Connected TV: 82% Growth by 2018

According to the NPD Group, by the end of 2018, 231 million installed devices are expected to be connected to the Internet and able to ...

Connected TV use spurs digital video purchases, rentals
Connected TV use spurs digital video purchases, rentals
According to the NPD Group, by the end of 2018, 231 million installed devices are expected to be connected to the Internet and able to deliver apps to TVs, representing 82% growth from 2014 to 2018. The research house expects the growth to be driven primarily by connected TV and streaming media players.

"The two largest drivers of growth will be the increased acceptance of connected televisions in the homes of U.S. consumers, as well as the continued adoption of streaming media players such as those offered by Google, Apple, Roku and Amazon," wrote John Buffone, NPD executive director, industry analyst, connected intelligence.

Connected TVs - inclusive of Internet-capable 4K TVs - are projected to drive 37% of the growth during the four-year period, and streaming media players are projected to drive 33% of the growth during that same time period. Other connected devices include video game consoles and Blu-ray disc players.

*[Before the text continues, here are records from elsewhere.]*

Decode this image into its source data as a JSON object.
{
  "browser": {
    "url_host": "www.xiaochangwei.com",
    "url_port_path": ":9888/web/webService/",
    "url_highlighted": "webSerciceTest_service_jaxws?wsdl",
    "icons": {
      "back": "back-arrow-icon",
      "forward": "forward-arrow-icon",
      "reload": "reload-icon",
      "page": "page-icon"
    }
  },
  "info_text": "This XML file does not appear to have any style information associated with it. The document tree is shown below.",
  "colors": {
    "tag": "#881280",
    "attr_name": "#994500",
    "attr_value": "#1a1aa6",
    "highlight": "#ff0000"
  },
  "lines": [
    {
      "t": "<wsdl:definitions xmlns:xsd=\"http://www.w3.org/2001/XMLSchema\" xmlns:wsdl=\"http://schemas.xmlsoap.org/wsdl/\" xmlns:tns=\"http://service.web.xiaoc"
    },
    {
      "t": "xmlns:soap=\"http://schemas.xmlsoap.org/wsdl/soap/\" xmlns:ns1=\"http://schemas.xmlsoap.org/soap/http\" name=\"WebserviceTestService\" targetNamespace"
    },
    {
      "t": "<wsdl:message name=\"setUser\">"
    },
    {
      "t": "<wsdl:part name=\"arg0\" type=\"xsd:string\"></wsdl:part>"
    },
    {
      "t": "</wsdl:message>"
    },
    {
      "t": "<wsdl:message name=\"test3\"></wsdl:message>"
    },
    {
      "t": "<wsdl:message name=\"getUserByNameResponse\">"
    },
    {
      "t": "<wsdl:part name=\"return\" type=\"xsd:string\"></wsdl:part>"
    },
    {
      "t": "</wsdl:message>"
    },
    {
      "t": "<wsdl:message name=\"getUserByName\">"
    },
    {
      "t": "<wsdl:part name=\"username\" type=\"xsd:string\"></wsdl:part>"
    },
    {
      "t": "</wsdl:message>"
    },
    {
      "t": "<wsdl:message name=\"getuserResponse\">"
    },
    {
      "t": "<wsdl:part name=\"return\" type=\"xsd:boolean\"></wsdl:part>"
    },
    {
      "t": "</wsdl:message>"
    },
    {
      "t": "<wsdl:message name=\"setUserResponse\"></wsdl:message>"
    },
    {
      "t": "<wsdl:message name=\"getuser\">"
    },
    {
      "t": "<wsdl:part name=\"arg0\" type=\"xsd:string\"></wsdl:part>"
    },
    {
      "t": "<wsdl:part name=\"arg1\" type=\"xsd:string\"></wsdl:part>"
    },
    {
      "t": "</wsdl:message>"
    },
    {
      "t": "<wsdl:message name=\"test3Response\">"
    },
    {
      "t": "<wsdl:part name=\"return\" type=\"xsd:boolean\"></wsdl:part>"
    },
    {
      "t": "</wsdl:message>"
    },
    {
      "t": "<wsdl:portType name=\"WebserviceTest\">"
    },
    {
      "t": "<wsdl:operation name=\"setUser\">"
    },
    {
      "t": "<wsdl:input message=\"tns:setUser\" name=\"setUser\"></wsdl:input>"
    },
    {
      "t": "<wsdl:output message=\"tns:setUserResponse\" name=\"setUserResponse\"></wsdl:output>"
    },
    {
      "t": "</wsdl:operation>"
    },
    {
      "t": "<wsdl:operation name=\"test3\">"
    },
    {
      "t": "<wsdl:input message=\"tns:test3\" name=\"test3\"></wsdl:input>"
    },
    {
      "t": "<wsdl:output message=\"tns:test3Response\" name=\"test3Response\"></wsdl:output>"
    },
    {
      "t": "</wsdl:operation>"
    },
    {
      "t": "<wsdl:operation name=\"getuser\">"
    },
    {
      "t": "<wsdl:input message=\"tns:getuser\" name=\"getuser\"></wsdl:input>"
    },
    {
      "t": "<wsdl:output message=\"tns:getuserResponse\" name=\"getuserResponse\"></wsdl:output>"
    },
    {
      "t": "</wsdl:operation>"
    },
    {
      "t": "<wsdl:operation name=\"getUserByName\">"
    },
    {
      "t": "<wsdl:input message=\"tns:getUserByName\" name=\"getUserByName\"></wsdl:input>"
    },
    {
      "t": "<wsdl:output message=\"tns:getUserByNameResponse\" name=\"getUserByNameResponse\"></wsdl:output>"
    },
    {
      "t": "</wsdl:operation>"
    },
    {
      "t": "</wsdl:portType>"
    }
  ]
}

Netflix, YouTube, Amazon, Hulu and HBO GO remain the top five streaming video services used on connected TVs and attached content devices. But a new video distribution channel is surfacing through the proliferation of streaming services from TV networks that no longer require viewers to subscribe to a pay TV channel bundle. As of July 2015, 5% of U.S. Internet homes subscribed to at least one of these over-the-top (OTT) streaming content services, and that rate rises to 7% of homes with a connected TV or attached content device. Current over-the-top programming includes HBO NOW, Showtime, CBS All Access, WWE Network, Sesame Street Go, Noggin, Lifetime Movie Club and Shudder.

"Direct streaming subscriptions to network programming allows broadband providers an opportunity to generate revenue from services above and beyond their broadband offerings, while also further increasing the utility of connected TVs," wrote Buffone. "As anticipated, we are already seeing uptake of these services by millennials at levels two times the norm. And this trend is expected to continue as more networks make unauthenticated apps available to viewers."